Find out why it pays to do the right thing

The words “societal networks” may conjure up Facebook, Flickr and the like for you. For Stanford Professor Balaji Prabhakar, the term applies to a broad range of human activities that are vital for a society’s functioning – transportation networks, electricity grids, healthcare networks, and recycling systems, for example.
Prabhakar is interested in human behavior and efficiency within these systems. At the November Café Scientifique tonight (yes a Wednesday night, 11/10!), he will discuss incentive mechanisms in societal networks, the role technology will play in improving efficiency, and his own experiments aimed at reducing road congestion in talk titled “It Pays to Do the Right Thing.”

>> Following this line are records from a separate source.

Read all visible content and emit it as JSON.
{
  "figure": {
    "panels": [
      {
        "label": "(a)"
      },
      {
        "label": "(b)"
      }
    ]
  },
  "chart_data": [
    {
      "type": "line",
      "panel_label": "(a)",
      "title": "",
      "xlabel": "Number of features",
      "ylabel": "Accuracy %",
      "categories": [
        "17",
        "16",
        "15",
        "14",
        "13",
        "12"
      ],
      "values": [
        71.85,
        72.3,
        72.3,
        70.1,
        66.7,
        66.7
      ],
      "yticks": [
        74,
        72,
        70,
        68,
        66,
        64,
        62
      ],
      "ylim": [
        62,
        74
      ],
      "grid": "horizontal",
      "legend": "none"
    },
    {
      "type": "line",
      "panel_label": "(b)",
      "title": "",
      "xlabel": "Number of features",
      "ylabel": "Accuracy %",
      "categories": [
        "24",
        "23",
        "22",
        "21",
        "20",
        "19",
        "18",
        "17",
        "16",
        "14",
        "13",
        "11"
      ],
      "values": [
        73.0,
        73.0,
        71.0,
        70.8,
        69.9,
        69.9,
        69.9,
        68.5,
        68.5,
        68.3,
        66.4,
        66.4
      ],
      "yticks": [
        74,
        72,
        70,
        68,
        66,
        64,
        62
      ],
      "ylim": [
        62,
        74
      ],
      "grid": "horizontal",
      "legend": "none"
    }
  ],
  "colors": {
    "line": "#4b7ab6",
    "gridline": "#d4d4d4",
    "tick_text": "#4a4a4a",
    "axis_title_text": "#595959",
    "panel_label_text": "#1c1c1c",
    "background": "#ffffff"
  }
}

Prabhakar is a faculty member in the Departments of Electrical Engineering and Computer Science at Stanford University. He has been a Terman Fellow at Stanford and a Fellow of the Alfred P. Sloan Foundation. He has received the CAREER award from the U.S. National Science Foundation, the Erlang Prize, and the Rollo Davidson Prize.
Café Scientifique events held at SRI in Menlo Park and are open to all free of charge. No reservations are necessary. Doors open at 5:15; the program runs from 6:00 to 7:30 pm. Directions are available online (organizers ask that you don’t park at SRI’s main entrance at 333 Ravenswood.)